In the heart of Bucks County, the leaves are falling, abandoning the trees they so recently adorned during a surprisingly colorful autumn. So pretty, while it lasts. So bare and raw when gone, until the snow cover brings the pretty back.

The heart of Bucks County. Where is it? What is it? When M. Knight Shyamalan came to Doylestown in 2002 to film the movie “Signs,” he presented an anachronistic version complete with a rural sheriff (sheriff!?), who knows everyone’s first name, and a pastor whose defection from the ministry throws the entire town into a faith crisis. Goofy, but still pretty.

A while back, I attended a high school boys’ basketball game between my children’s school, CB East and CB West. At a propitious moment, the West fans, a lot of them, got up and waved dollar bills across the floor at us, the opponents. We stood accused of being rich and spoiled, I think. Not so pretty.

My friend Vince, a devoted, now retired, teacher from the Evil Empire (Philadelphia), once screamed banshee-like as our car passed the CB East High School and Holicong Middle School complexes. “Look at the size; look at the fields; look at the gym,” he babbled. I was sort of glad he couldn’t see the pool and the auditorium. Since that day the schools have only added to the glitz and glamour.

Vince worked in one of those rundown urban schools infested with math texts written before Descartes, where the closest thing to a pool is the toilet in the boys’ room that just overflowed. Since those days, Philadelphia schools have only sunk lower.

Do I live in the heart of a quaint and neighborly county, or a rich and privileged region with no heart at all? Well, I’ve resided in Doylestown over 30 years, and the answer is not simple.

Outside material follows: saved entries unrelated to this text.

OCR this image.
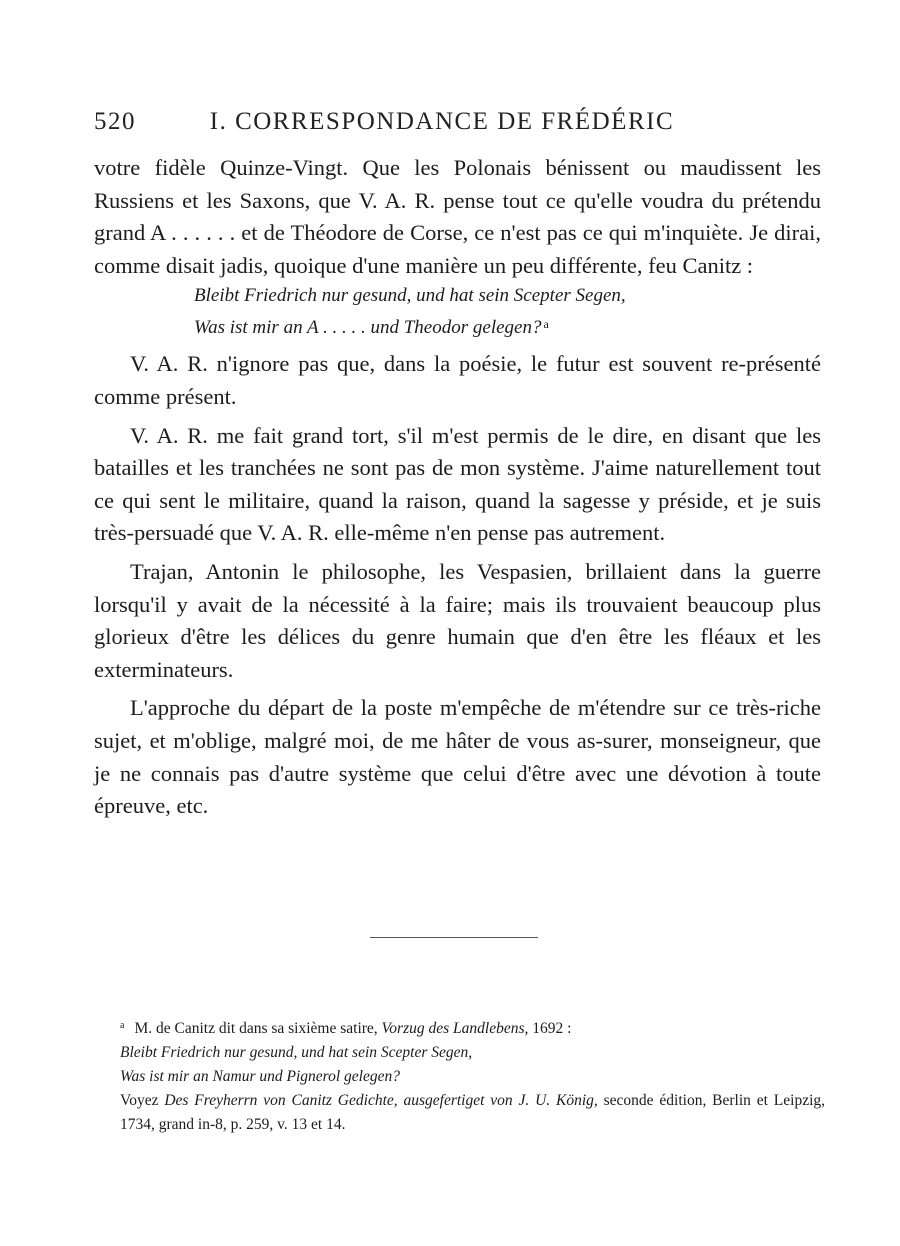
520	I. CORRESPONDANCE DE FRÉDÉRIC

votre fidèle Quinze-Vingt. Que les Polonais bénissent ou maudissent les Russiens et les Saxons, que V. A. R. pense tout ce qu'elle voudra du prétendu grand A . . . . . . et de Théodore de Corse, ce n'est pas ce qui m'inquiète. Je dirai, comme disait jadis, quoique d'une manière un peu différente, feu Canitz :

Bleibt Friedrich nur gesund, und hat sein Scepter Segen,
Was ist mir an A . . . . . und Theodor gelegen? $^a$

V. A. R. n'ignore pas que, dans la poésie, le futur est souvent re-présenté comme présent.

V. A. R. me fait grand tort, s'il m'est permis de le dire, en disant que les batailles et les tranchées ne sont pas de mon système. J'aime naturellement tout ce qui sent le militaire, quand la raison, quand la sagesse y préside, et je suis très-persuadé que V. A. R. elle-même n'en pense pas autrement.

Trajan, Antonin le philosophe, les Vespasien, brillaient dans la guerre lorsqu'il y avait de la nécessité à la faire; mais ils trouvaient beaucoup plus glorieux d'être les délices du genre humain que d'en être les fléaux et les exterminateurs.

L'approche du départ de la poste m'empêche de m'étendre sur ce très-riche sujet, et m'oblige, malgré moi, de me hâter de vous as-surer, monseigneur, que je ne connais pas d'autre système que celui d'être avec une dévotion à toute épreuve, etc.

$^a$ M. de Canitz dit dans sa sixième satire, Vorzug des Landlebens, 1692 :

Bleibt Friedrich nur gesund, und hat sein Scepter Segen,

Was ist mir an Namur und Pignerol gelegen?

Voyez Des Freyherrn von Canitz Gedichte, ausgefertiget von J. U. König, seconde édition, Berlin et Leipzig, 1734, grand in-8, p. 259, v. 13 et 14.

Yes, there are lots of big houses and big lawns. Parents revere their schools as pre-collegiate institutions with really good interscholastic sports. College is not a must for our kids: familial dispossession is a viable alternative. Neighbors do not know one another as well as they should, and there is a slightly immodest tendency for us to believe that all our privileges are a simple result of our own hard work.

Here in Central Bucks we are not diverse. Among our youth, drugs are a problem because this is America. Nonetheless, the typical Bucks County teen is polite, articulate, hardworking, moral. No kidding. Just check out the kid waiting your table at a nearby restaurant.

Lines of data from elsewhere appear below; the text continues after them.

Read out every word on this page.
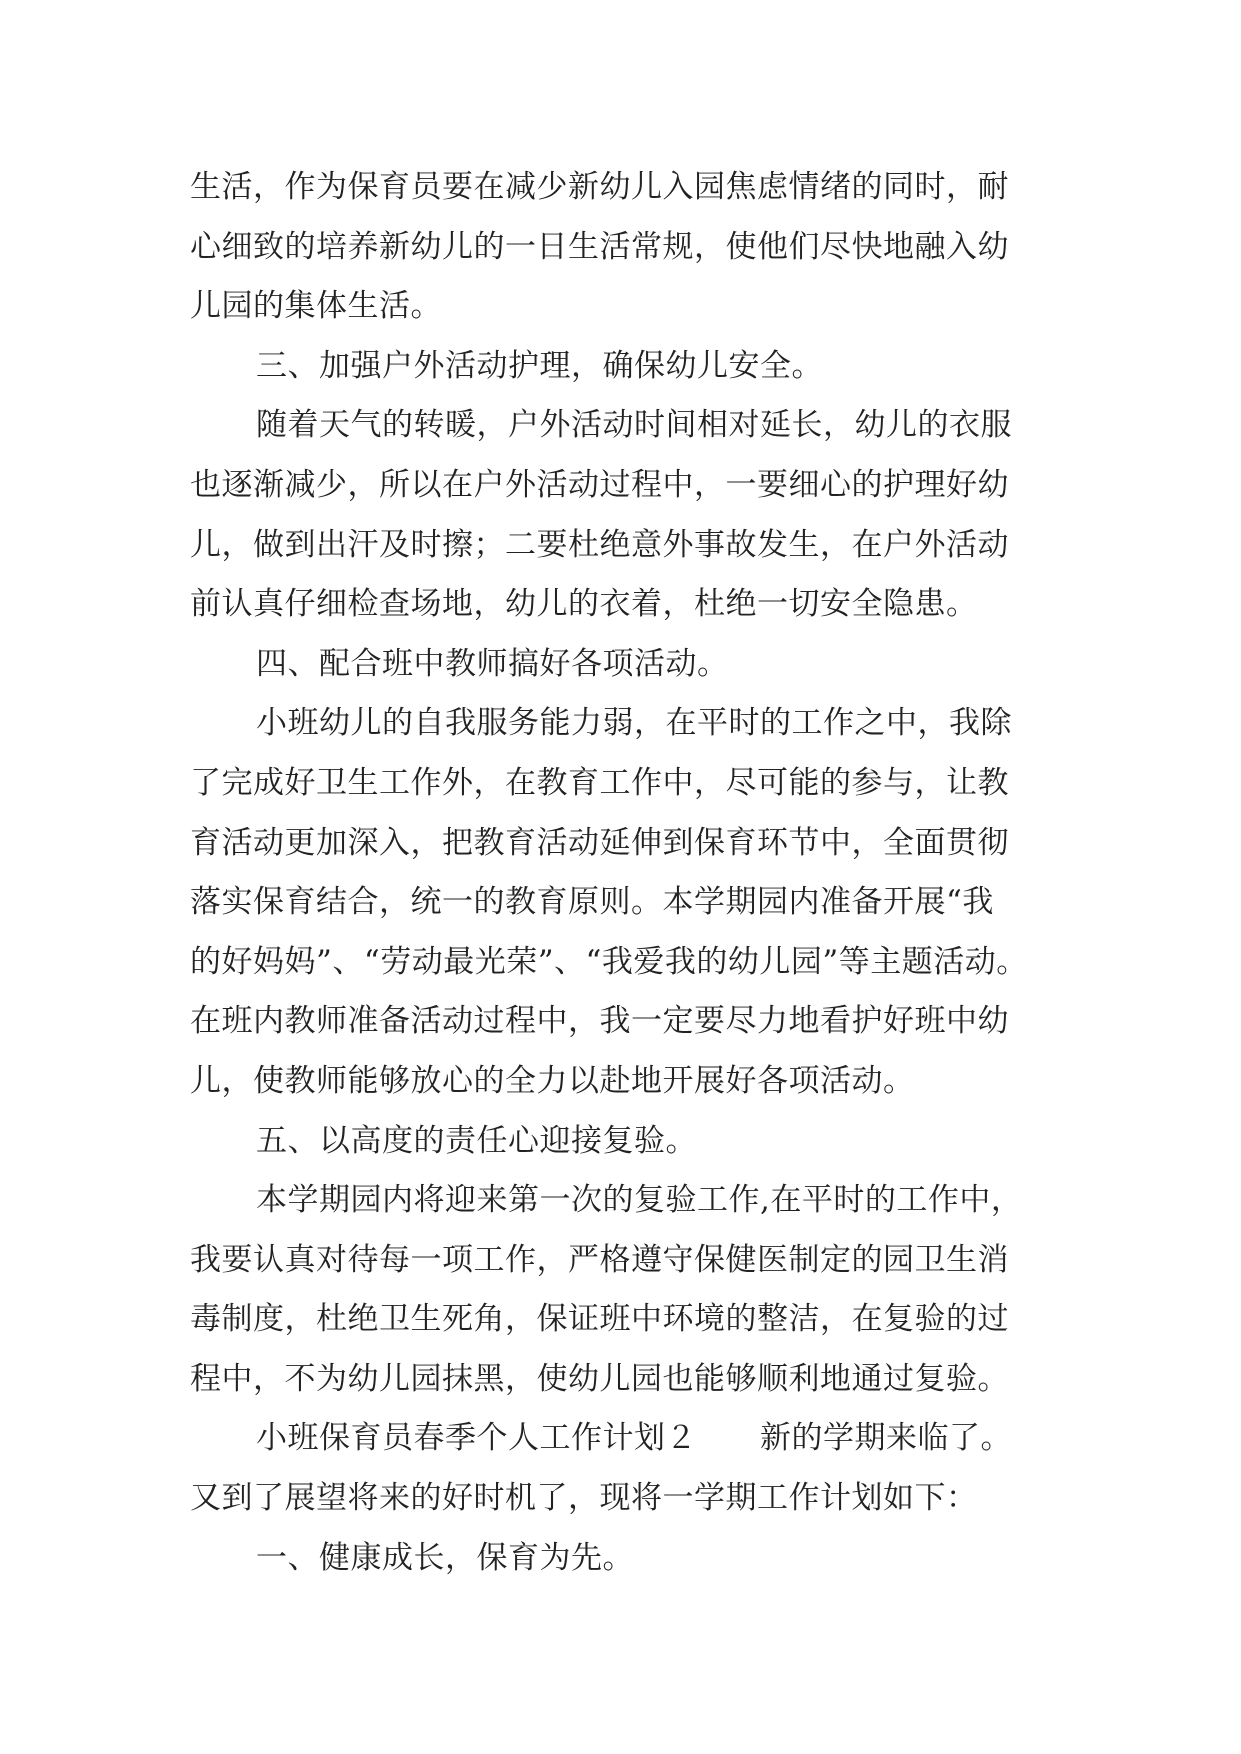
生活，作为保育员要在减少新幼儿入园焦虑情绪的同时，耐
心细致的培养新幼儿的一日生活常规，使他们尽快地融入幼
儿园的集体生活。
三、加强户外活动护理，确保幼儿安全。
随着天气的转暖，户外活动时间相对延长，幼儿的衣服
也逐渐减少，所以在户外活动过程中，一要细心的护理好幼
儿，做到出汗及时擦；二要杜绝意外事故发生，在户外活动
前认真仔细检查场地，幼儿的衣着，杜绝一切安全隐患。
四、配合班中教师搞好各项活动。
小班幼儿的自我服务能力弱，在平时的工作之中，我除
了完成好卫生工作外，在教育工作中，尽可能的参与，让教
育活动更加深入，把教育活动延伸到保育环节中，全面贯彻
落实保育结合，统一的教育原则。本学期园内准备开展“我
的好妈妈”、“劳动最光荣”、“我爱我的幼儿园”等主题活动。
在班内教师准备活动过程中，我一定要尽力地看护好班中幼
儿，使教师能够放心的全力以赴地开展好各项活动。
五、以高度的责任心迎接复验。
本学期园内将迎来第一次的复验工作,在平时的工作中，
我要认真对待每一项工作，严格遵守保健医制定的园卫生消
毒制度，杜绝卫生死角，保证班中环境的整洁，在复验的过
程中，不为幼儿园抹黑，使幼儿园也能够顺利地通过复验。
小班保育员春季个人工作计划２　　新的学期来临了。
又到了展望将来的好时机了，现将一学期工作计划如下：
一、健康成长，保育为先。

A heart beats quietly beneath the gusting leaves and drifting snow. I saw it in the dozens of volunteers that operate our myriad youth programs, in the service groups give time and talent to causes of every stripe, in the neighborly way we stop our carts in the supermarket and catch up with old acquaintances.

Then there are the hearts of gold. I’ve discovered our county is filled with quiet heroes, like the store owner who, at his own expense, provides athletic opportunities for underprivileged youth.

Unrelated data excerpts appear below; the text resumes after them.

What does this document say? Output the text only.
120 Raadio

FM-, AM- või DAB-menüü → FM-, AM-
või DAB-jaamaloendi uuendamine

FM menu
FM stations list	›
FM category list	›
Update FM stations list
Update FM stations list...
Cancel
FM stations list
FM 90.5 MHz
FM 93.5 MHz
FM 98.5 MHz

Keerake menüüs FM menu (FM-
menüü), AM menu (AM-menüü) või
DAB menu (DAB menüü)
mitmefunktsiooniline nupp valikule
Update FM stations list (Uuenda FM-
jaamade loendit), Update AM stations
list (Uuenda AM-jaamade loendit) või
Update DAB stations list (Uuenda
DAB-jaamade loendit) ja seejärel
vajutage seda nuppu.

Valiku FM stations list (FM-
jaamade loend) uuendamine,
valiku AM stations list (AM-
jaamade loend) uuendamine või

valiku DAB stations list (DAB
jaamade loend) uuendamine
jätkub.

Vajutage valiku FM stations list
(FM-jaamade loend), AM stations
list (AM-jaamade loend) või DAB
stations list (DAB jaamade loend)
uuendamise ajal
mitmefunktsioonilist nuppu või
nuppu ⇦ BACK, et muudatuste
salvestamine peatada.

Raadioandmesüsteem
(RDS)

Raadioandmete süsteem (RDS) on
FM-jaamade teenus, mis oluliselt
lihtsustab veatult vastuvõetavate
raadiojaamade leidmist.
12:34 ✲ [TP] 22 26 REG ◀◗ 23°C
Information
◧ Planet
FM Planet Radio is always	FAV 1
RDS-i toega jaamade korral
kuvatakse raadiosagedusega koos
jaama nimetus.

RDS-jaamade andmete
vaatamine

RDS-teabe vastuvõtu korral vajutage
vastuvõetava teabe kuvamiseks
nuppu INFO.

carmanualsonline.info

As a former Board member of the Family Service Association of Bucks County, I saw the golden hearts day in and day out. They run the Teen Centers, havens for lost youth. They counsel troubled, broken persons. They organize fundraisers and social events for the benefit of families in stress.

One February I represented the Board at a dinner hosted by an upscale restaurant. The 40 or so guests included men and women served by FSA. They were among the least fortunate of people contending with a variety of challenges.

At my table were folks from AA and other drug treatment programs. Beside me was a pastor and his wife, who were kept busy with a flock of poor and down-on-their-luck people, including immigrants with no one else to give a hand.

Along with the restaurant management, workers and chef, a local bank helped fund the dinner. Two bank managers waited tables. We all posed for a group picture and then made our way into the anonymous night.

They selected February for the dinner because everybody gives to the needy at Christmas and Hanukkah. A couple of months later, in the bleak of winter, they are forgotten. A really nice dinner at a really nice restaurant is a welcome respite when no one else is noticing.

That’s my Bucks County. Full of silent givers and stealth carers. They come out when all the leaves have fallen crispy brown upon a hard, forbidding earth. What they contribute to the dreary winter scene is a bit of warmth, a bit of light, a bit of hope. What they get in return is a place with more to offer than pretty leaves that never last.